Today, there is no organized attempt to welcome SKN Bermudians to visit and participate in our social, cultural, and sporting events including the St. Kitts Music Festival, the Nevis Blues Festival and Culturama events.  There is no St. Kitts-Nevis Bermuda Association that is dedicated to bridging the gap between Kittitian and Nevisian residents in Bermuda and those at home that is similar in construct and purpose to our Hearts and Hands Association of New York and St. Kitts and Nevis DC Associations, both deeply committed to giving back to our places of origin and strengthening the ties that bind us.

Notwithstanding, there are a few Kittitian and Nevisian residents in Bermuda who have tried in their own individual ways to sustain and motivate efforts to strengthen these ties. One leading advocate is a Kittitian Bermudian journalist, Christopher Famous, who writes a column for the Bermuda Sun. In his February 5, 2014 article titled,

“…. My [Kittitian] Family has invested in Bermuda for 120 years”,

In making a very persuasive case as to why persons of St. Kitts – Nevis ancestry should also invest in their place of origin, he wrote that,

“…My great grandfather had multiple farms and properties in Devonshire and Pembroke.
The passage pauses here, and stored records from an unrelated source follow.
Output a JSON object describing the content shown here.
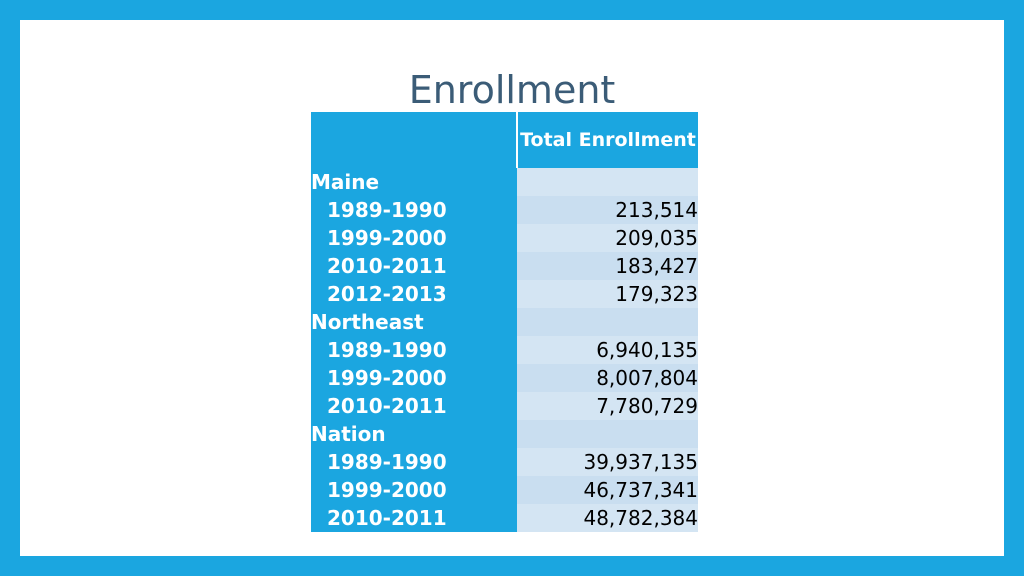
{
  "title": "Enrollment",
  "table": {
    "header": {
      "label": "",
      "total": "Total Enrollment"
    },
    "rows": [
      {
        "label": "Maine",
        "value": "",
        "group": true
      },
      {
        "label": "1989-1990",
        "value": "213,514",
        "group": false
      },
      {
        "label": "1999-2000",
        "value": "209,035",
        "group": false
      },
      {
        "label": "2010-2011",
        "value": "183,427",
        "group": false
      },
      {
        "label": "2012-2013",
        "value": "179,323",
        "group": false
      },
      {
        "label": "Northeast",
        "value": "",
        "group": true
      },
      {
        "label": "1989-1990",
        "value": "6,940,135",
        "group": false
      },
      {
        "label": "1999-2000",
        "value": "8,007,804",
        "group": false
      },
      {
        "label": "2010-2011",
        "value": "7,780,729",
        "group": false
      },
      {
        "label": "Nation",
        "value": "",
        "group": true
      },
      {
        "label": "1989-1990",
        "value": "39,937,135",
        "group": false
      },
      {
        "label": "1999-2000",
        "value": "46,737,341",
        "group": false
      },
      {
        "label": "2010-2011",
        "value": "48,782,384",
        "group": false
      }
    ]
  },
  "colors": {
    "frame": "#1ba6e0",
    "title": "#3b5c77",
    "header": "#1ba6e0",
    "cell": "#cde2f2"
  }
}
Most of Parsons Road belongs to persons who originated from St Kitts…”

The proposed strengthening of our economic and financial ties to Bermuda signals our commitment to bridging the gap between Kittitians and Nevisians at home and abroad, while fostering the growth and development of stronger partnerships in the pursuit of the Nation’s Prosperity Agenda.  Central to this mission objective is the establishment of diplomatic relations through the establishment of a Consulate for St. Kitts and Nevis in Bermuda. The proposed consulate provides an historic opportunity for advancing the cause of UNITY by fully embracing our brothers and sisters in Bermuda, for the first time, as partners in the development of St. Kitts and Nevis.